Hasbro is feeling the pain of the trade war.
The toymaker reported third-quarter profit below Wall Street estimates as tariffs drove up shipping and warehousing costs, sending shares sharply lower.
“The threat and implementation of tariffs negatively impacted our quarterly results,” chairman and CEO Brian Goldner said on an earnings call. “For the third quarter, U.S. point of sale declined slightly, and retailers continued to lower inventory.”
Hasbro earned $212.9 million, or $1.67 a share, as revenue was $1.58 billion, little changed from a year ago. Excluding some items, earnings were $1.84 a share. Wall Street analysts surveyed by Refinitiv were expecting earnings per share of $2.21 on revenue of $1.72 billion.
The company said the 10 percent tariffs that will go into effect on goods made in China on Dec. 15 will be passed along to the consumer. Hasbro has been working hard to move its supply chain out of China in order to avoid the tariffs.
“Our teams are actively moving our strategic sourcing footprint and are on track to achieve our target of sourcing 50% for the U.S. out of China by year-end 2020,” Goldner said.
“We are having good success identifying and building products in geographies, including Vietnam, India and others.
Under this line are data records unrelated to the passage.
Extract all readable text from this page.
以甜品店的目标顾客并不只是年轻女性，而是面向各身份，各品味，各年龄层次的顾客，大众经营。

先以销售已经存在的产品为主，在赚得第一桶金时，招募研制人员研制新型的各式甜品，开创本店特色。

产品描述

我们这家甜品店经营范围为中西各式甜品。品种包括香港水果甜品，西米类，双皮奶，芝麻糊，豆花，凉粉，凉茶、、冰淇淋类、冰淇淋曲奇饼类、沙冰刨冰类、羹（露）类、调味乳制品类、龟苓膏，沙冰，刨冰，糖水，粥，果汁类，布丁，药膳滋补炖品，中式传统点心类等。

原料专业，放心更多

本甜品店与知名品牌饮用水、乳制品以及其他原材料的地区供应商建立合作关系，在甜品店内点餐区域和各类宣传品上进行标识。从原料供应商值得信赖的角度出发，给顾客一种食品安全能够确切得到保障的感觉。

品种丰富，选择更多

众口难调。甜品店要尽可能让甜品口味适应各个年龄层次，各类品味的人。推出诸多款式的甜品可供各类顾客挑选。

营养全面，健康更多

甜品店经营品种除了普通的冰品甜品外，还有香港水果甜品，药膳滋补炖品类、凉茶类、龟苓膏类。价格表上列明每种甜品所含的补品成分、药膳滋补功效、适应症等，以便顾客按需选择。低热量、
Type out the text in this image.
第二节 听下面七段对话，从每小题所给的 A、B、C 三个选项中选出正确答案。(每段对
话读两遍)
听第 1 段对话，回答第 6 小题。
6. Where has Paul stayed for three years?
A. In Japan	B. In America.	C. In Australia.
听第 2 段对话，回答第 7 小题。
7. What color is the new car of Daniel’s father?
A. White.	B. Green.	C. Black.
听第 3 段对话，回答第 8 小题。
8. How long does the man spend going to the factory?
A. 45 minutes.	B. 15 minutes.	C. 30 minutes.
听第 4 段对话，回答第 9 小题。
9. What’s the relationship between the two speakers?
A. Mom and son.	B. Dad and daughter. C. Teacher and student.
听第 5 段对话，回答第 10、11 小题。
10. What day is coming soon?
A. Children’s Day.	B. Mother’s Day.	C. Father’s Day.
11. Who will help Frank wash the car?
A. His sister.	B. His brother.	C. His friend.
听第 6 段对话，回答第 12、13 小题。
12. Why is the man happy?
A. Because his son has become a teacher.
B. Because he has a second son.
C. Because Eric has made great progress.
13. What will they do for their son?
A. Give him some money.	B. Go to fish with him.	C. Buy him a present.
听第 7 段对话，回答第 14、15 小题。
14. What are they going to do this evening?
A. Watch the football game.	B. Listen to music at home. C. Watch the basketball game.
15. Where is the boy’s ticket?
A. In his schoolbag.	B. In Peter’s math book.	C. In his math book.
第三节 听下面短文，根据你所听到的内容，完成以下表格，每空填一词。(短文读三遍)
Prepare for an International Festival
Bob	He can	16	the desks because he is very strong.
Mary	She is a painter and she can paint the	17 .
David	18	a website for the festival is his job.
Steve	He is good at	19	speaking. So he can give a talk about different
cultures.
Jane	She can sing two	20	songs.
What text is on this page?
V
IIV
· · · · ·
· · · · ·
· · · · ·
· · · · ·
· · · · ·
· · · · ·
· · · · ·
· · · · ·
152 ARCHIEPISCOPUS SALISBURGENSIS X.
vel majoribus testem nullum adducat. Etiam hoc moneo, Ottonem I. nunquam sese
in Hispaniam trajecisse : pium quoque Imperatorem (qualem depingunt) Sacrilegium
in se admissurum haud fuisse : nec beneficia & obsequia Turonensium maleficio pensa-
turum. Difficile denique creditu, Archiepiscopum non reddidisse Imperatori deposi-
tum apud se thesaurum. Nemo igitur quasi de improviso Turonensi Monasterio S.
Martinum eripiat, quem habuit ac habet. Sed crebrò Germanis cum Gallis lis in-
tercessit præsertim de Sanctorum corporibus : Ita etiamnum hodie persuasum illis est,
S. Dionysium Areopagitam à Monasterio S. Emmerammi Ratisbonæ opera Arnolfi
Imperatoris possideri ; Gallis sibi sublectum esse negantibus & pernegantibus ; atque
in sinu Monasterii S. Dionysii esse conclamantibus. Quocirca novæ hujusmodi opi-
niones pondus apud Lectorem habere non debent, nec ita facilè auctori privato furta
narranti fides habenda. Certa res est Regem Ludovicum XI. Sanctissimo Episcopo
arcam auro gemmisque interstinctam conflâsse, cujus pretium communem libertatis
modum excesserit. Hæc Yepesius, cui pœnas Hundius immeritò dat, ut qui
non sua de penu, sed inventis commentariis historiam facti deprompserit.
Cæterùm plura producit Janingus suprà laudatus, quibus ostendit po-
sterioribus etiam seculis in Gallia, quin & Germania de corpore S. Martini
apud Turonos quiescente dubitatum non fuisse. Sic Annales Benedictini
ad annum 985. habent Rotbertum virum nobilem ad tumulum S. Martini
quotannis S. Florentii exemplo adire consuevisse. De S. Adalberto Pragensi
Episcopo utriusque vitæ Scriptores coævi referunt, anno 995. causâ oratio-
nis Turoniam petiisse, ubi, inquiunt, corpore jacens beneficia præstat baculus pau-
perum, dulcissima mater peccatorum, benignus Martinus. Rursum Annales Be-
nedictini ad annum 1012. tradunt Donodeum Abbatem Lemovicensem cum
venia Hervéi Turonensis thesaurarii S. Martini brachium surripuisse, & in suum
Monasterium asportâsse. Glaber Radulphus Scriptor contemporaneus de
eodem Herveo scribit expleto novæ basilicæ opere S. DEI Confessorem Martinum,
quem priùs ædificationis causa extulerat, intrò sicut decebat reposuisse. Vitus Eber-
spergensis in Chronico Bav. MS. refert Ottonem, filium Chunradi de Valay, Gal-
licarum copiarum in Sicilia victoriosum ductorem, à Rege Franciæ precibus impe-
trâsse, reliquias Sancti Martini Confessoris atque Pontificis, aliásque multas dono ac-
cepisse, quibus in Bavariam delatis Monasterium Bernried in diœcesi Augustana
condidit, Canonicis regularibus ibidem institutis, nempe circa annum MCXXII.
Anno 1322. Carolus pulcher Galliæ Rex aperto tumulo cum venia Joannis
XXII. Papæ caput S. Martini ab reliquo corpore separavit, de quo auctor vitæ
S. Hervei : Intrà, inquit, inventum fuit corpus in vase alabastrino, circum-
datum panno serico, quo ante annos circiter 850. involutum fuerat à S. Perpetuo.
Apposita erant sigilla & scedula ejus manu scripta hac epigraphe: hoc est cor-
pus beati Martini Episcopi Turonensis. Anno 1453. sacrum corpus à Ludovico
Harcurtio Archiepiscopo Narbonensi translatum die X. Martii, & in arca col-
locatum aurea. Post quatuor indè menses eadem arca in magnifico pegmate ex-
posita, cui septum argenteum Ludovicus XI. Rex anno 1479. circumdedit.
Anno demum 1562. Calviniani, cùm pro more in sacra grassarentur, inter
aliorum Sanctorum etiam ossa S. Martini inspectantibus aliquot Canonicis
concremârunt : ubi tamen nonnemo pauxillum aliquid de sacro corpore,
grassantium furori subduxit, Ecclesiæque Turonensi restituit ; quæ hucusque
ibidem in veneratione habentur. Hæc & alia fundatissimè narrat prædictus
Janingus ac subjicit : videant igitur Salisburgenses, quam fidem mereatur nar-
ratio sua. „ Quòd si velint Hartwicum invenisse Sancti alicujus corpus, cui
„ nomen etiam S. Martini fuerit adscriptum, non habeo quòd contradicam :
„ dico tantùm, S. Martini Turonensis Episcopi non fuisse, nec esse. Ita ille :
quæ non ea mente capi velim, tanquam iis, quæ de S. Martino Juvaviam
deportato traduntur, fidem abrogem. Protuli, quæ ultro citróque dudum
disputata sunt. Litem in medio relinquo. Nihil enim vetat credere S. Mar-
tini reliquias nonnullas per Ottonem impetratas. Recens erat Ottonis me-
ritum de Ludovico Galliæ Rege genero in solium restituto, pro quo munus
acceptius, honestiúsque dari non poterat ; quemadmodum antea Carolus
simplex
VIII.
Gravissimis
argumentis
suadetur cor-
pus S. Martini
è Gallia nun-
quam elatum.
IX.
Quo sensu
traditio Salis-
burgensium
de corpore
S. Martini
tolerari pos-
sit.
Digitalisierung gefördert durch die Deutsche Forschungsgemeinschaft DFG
Importantly, as a reminder, we are also sourcing 20% of our U.S. business from the U.S.”
On the company's second-quarter earnings call, Goldner said that 67 percent of the products that Hasbro sells come from China.
"We do view this tariff environment as short term in nature and certainly disruptive," Goldner said Tuesday. "But we also view 2020 -- 2019 holiday and 2020 as an opportunity to grow our business."
Hasbro shares were up 47.8 percent this year through Monday.